7. Entire communities can thrive and prosper
Growing a pool of more prosperous farmers creates a more sustainable community of households able to sustain themselves, grow their businesses and improve health and wellbeing.
By improving seed availability and quality for local farm groups, boosting supply chain linkages with ginners and spinners and creating a better infrastructure, entire communities can share in the benefits of organic farming.
8. Finding quality non-GMO seeds remains a challenge
Starting with the right seeds is crucial. With few non-GMO seed varieties available, farmers wishing to adopt organic practices still find it hard to access good quality seeds.

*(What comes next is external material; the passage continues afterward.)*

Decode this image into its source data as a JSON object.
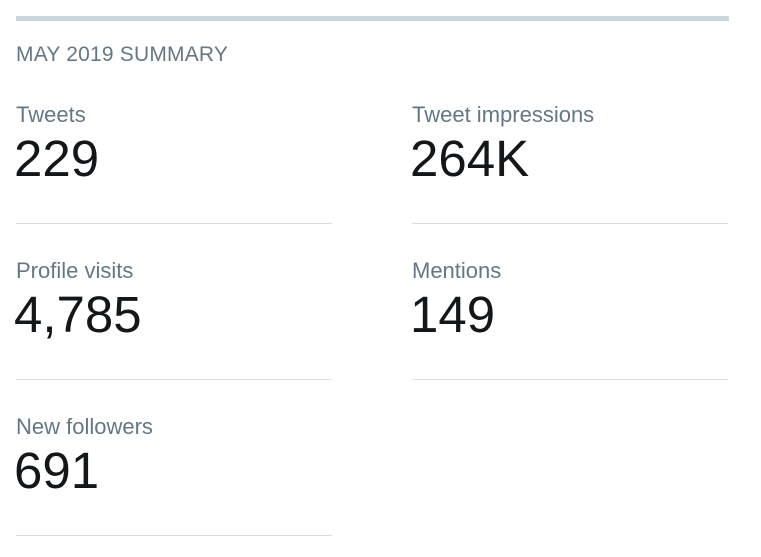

We work hard to explore a range of authentic seeds to determine the ones that will produce the best crop, with greater yields and better fibre qualities.
9. Farmers remain keen on switching to alternative crops
Encouraging farmers to stick with their organic cotton farms, rather than switching to other crops whenever there is an erratic weather event or a jump on market prices, for example, remains a challenge.
Bt cotton (a genetically-modified, pest-resistant plant cotton variety) often produces greater yields. However, sticking with organic for the long-term has proven to deliver strong results for thousands of farmers.
10. Getting certified can be a headache
Ensuring farming methods comply with organic principles through certification is important if farmers are to reap the economic benefits of producing cotton sustainably.
But, getting certified can be a complex process. Often for farmers it’s a choice between following the right approach versus following an easy approach. But improving integrity means improving the quality of the product, protecting the environment and creating better livelihoods for farmers and their families.
11. Scaling organic farming requires more commitment from brands
Cotton farmers are increasingly seeing organic farming as a viable business model.
However, organic cotton farming comes with a unique set of challenges, not least in securing genuine non-GMO seeds and producing lower yields than GMO crops. There are also additional costs associated with certification.
None of this is a problem if brands are willing to support the organic movement by paying a premium for certified organic cotton and creating more and more demand for high quality, sustainable produce.
12. Organic is inspiring the whole sector
The impressive results achieved by organic cotton farmers is helping to galvanise and inspire the entire sector. We have been able to use what we have learned from the approach and practices of our organic farmers and introduced those across all of our other work too.